Acute pain warns animals of danger allowing animals to initiate protective behaviours. Acute pain is therefore beneficial for survival. However, when acute pain is transitioned to chronic stage, it is debilitating and harmful to health. Indeed, chronic pain is a common medical complication to many diseases such as arthritis, cancer, diabetes and heart diseases, and is a major public health problem, incurring enormous medical costs and productivity loss in the workplace. In fact, chronic pain is one of the most prominent causes of disability worldwide, and affects over one third of the population in the UK. Developing effective pain therapies will therefore have significant economic and societal impact. We aim to understand how pain signals are generated and transduced, and how pain is transitioned, modulated and maintained, with a view to devising novel therapies for the effective treatment of pain.

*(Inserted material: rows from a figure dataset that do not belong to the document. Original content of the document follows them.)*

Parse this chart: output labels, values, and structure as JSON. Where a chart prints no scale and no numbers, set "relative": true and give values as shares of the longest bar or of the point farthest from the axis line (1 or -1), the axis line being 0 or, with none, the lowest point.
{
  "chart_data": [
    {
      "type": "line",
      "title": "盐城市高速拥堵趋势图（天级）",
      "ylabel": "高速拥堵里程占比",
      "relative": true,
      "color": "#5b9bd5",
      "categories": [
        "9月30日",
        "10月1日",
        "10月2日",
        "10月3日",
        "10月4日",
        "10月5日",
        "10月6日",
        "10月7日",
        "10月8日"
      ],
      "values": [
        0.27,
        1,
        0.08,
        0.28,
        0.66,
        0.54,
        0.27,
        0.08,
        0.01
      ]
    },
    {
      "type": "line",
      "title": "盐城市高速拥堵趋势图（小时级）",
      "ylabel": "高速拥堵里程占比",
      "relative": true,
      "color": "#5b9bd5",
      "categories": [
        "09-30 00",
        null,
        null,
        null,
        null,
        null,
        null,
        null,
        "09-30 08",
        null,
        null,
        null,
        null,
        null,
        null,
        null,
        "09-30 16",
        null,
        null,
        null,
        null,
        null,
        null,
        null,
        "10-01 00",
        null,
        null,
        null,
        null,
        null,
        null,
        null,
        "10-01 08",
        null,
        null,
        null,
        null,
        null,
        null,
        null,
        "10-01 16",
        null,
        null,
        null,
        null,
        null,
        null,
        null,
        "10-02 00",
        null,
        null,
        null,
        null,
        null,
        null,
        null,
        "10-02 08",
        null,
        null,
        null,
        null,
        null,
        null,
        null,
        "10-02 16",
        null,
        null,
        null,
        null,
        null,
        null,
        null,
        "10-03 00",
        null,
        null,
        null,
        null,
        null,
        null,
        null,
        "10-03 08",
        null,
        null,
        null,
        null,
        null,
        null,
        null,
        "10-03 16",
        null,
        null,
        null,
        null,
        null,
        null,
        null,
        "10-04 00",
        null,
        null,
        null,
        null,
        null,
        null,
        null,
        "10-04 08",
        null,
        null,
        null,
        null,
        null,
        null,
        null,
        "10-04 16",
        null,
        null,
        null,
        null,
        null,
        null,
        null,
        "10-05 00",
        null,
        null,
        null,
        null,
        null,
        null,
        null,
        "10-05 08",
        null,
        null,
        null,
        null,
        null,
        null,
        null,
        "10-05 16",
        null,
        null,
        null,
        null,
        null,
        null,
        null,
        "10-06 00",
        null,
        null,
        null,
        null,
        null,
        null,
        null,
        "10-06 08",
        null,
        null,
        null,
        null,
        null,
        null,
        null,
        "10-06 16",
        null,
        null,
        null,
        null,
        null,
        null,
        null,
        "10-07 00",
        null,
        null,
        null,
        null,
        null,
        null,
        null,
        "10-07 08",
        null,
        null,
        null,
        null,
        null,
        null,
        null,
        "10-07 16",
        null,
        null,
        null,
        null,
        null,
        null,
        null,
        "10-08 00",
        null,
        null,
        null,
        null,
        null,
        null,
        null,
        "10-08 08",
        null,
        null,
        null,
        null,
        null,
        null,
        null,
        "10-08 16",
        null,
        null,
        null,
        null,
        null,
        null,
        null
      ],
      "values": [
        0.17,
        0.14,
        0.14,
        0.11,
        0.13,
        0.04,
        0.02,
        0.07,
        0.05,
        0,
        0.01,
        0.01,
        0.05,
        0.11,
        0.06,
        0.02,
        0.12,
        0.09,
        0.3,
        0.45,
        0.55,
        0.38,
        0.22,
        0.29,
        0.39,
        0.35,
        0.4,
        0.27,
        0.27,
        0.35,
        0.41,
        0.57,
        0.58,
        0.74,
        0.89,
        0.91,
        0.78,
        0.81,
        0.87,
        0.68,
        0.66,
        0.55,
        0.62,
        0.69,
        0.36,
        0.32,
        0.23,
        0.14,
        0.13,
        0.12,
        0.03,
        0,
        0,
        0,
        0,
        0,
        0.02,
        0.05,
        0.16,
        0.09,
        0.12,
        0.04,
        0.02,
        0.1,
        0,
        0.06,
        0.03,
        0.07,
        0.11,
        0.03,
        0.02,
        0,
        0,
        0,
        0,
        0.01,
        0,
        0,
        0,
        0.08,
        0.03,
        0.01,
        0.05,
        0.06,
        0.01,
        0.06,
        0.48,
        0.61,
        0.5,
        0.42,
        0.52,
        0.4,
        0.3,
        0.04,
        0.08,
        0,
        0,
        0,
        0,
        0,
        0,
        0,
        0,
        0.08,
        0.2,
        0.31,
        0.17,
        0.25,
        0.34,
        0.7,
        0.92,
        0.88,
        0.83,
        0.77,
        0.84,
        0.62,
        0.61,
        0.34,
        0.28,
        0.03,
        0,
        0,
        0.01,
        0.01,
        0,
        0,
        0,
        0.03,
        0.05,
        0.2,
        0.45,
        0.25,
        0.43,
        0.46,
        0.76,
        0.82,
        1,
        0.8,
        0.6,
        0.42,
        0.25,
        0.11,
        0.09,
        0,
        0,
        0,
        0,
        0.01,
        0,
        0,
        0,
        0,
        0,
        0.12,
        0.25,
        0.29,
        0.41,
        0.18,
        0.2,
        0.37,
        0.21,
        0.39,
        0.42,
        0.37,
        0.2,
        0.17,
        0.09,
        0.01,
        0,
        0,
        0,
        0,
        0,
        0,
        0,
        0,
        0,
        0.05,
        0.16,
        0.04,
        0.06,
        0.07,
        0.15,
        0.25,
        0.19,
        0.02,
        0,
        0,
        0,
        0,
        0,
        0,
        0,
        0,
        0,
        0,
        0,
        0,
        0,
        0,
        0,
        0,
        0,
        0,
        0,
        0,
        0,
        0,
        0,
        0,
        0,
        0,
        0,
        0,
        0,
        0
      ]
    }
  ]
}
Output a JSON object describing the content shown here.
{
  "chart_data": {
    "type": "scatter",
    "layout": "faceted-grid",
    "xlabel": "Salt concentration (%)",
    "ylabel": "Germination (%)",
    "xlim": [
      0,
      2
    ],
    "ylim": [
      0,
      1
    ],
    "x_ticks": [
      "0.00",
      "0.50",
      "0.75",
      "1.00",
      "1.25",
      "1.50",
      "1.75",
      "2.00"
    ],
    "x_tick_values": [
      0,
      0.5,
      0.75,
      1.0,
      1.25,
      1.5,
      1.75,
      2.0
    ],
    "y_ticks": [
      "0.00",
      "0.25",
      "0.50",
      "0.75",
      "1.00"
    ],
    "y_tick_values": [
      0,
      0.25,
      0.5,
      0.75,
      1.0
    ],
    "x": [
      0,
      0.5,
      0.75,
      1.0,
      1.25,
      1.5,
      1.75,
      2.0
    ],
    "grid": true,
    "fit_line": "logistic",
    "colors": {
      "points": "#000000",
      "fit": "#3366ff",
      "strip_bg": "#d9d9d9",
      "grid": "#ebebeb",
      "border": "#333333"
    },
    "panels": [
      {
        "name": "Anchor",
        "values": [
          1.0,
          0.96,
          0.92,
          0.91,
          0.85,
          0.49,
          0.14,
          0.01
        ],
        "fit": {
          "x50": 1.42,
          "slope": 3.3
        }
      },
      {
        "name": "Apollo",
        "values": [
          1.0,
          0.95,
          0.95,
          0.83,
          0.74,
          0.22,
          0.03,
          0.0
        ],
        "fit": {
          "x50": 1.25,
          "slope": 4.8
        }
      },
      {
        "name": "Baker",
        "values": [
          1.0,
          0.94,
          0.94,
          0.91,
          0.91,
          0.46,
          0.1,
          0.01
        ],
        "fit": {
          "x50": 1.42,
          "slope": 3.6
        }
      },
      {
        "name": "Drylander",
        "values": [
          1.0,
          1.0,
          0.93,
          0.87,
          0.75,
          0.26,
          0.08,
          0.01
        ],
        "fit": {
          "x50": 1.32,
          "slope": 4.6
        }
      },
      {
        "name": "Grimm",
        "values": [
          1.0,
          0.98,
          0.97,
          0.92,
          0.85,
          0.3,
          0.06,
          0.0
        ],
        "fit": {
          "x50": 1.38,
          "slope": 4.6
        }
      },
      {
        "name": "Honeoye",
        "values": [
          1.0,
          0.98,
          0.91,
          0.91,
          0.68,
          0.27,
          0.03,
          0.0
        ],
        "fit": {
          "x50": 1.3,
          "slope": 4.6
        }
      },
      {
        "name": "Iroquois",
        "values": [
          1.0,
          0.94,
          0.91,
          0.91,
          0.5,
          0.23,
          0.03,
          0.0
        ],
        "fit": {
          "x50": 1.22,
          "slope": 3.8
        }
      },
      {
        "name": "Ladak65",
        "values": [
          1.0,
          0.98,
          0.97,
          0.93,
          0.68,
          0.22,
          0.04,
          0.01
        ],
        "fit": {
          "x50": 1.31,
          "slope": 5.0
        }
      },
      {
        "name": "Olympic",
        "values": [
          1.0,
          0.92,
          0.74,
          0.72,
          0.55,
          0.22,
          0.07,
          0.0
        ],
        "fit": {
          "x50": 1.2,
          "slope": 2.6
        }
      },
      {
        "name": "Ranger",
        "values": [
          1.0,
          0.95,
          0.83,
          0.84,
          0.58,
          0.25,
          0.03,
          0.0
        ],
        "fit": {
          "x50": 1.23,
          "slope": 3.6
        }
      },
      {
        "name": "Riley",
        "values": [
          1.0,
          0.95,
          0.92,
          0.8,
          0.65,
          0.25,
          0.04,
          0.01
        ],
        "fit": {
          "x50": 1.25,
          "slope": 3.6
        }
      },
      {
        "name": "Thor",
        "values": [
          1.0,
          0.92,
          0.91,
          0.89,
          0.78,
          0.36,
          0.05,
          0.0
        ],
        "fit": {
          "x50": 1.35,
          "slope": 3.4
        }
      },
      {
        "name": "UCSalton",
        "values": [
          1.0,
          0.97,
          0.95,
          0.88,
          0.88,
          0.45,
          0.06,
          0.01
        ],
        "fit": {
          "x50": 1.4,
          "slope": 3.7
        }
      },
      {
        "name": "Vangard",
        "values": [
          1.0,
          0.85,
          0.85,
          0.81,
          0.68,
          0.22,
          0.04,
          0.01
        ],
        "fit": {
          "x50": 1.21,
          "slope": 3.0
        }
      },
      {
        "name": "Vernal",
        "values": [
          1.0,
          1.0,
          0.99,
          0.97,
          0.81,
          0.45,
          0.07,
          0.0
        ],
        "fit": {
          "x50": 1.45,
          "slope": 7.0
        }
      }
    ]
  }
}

We are particularly interested in the general inflammatory pain, arthritis pain, diabetic neuropathic pain. Our questions are: what are the common grounds among these different types of pain? What mechanisms are unique to an individual pain type? How acute pain is transitioned to chronic pain? How pain is collectively controlled by different body systems? Our ambitions are to find out the molecules and pathways critical to these processes and to develop new strategies to target these molecules and pathways for pain therapy.